Microsoft is a company that relies heavily on third party manufacturers to bring their dreams to reality, but in recent years the Washington-based powerhouse has been following the example set by Apple in regards to manufacturing their own devices. First came the Xbox, and then the Zune, and now their new line of tablets named Surface has just been announced. Surface is Microsoft’s answer to Apple’s iPad, but will their latest venture be a success, or will it go the way of the Zune?
Has Microsoft missed the tablet boat?
Microsoft always has good intentions, but their biggest weakness in previous years has been their inability to release products at the right time.
Microsoft’s Zune MP3 player was considered by many to be far superior to Apple’s iPod but it took Microsoft so long to get the device to market that the iPod had already developed a huge fan base. The same can be said about the Windows Phone platform. Windows Phone is a great platform in its own right, but it came out 3 years after the original iPhone, and two years after the first Android device, and now Microsoft is trying to play catch up.

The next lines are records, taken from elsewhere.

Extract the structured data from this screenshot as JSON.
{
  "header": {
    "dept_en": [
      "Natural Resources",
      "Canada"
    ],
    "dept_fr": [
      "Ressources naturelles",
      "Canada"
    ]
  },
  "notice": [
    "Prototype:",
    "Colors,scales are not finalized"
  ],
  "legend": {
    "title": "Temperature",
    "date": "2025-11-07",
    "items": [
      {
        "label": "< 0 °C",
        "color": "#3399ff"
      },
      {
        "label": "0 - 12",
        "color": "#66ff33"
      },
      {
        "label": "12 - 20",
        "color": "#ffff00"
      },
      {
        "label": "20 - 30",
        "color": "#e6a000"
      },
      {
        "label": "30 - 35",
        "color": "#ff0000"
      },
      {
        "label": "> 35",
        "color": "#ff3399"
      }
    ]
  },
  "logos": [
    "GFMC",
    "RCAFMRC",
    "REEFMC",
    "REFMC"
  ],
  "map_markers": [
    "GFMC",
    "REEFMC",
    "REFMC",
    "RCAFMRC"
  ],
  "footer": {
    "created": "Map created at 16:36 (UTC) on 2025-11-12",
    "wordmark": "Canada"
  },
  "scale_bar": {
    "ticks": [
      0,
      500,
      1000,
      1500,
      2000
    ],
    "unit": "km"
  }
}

Microsoft is going to be releasing their line of Surface tablets later in the fall, and their release will coincide with the release of Windows 8, but have they fallen into the same trap again? When the Surface tablets are launched, Apple’s iPad will be well into its third generation, and Android tablets will be some of the most powerful on the market.
Microsoft will have to ensure that their line of tablets offer something new, something that will make current iPad and Android tablet users take note. The great news for Microsoft is that their Surface Tablets are already causing a huge stir.

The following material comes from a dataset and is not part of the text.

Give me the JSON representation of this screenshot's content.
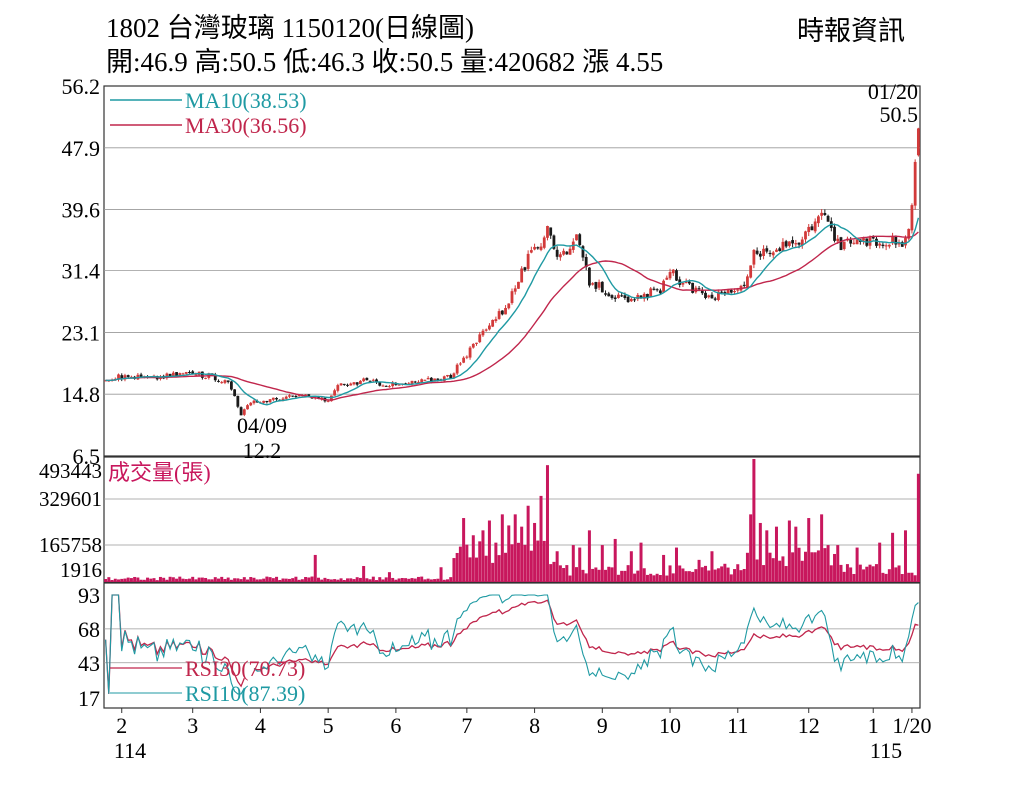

What makes Surface tablets different?
Two models of Surface were announced on June 18, 2012: the Surface RT and the Surface Pro . The RT has a 10.6 inch screen, multiple connectors, including Micro SD support and multiple accessory support (including the amazing 3mm thick keyboard/cover), and it will be powered by an unspecified NVIDIA processor (possibly the Tegra 3), while the Surface Pro will be a full blown PC that will sport an Intel i5 processor, a 1080p display and USB 3.0 ports
From a hardware standpoint, the Surface tablets are similar to the iPad and current Android devices. What will set Surface apart is the software. Both models will run Windows 8 , which is Microsoft’s ground breaking new operating system. It is gorgeous to look at, and is very fast and efficient. It was designed with touch in mind and is well suited to the tablet format. The real game changer though is that both Surface tablets will offer a full operating system experience.
The RT version will look and feel just like Windows 8 would on any PC. The only downside is that it will not be able to run PC programs. Users will be able to download applications from the included app store and it will have Microsoft Office pre installed, which means that out of the box it is well suited for business use. The Surface Pro however is a full blown PC. Any program you can run on a current PC, you can install and use on the Surface Pro. You will have a full PC in a package that is just 13.5 millimeters thick.
Microsoft’s Surface tablets are going to really shake up the tablet world. Surface tablets will still be as portable, functional and as fun to use as current iPad and Android tablets, but they will also be able to offer a level of sophistication and real PC use that current tablets cannot provide.
Only time will tell but it seems as if Microsoft has done their homework and they might just have the first product that could remove the tablet crown from Apple’s head. Surface tablets will be released this fall and will be priced competitively.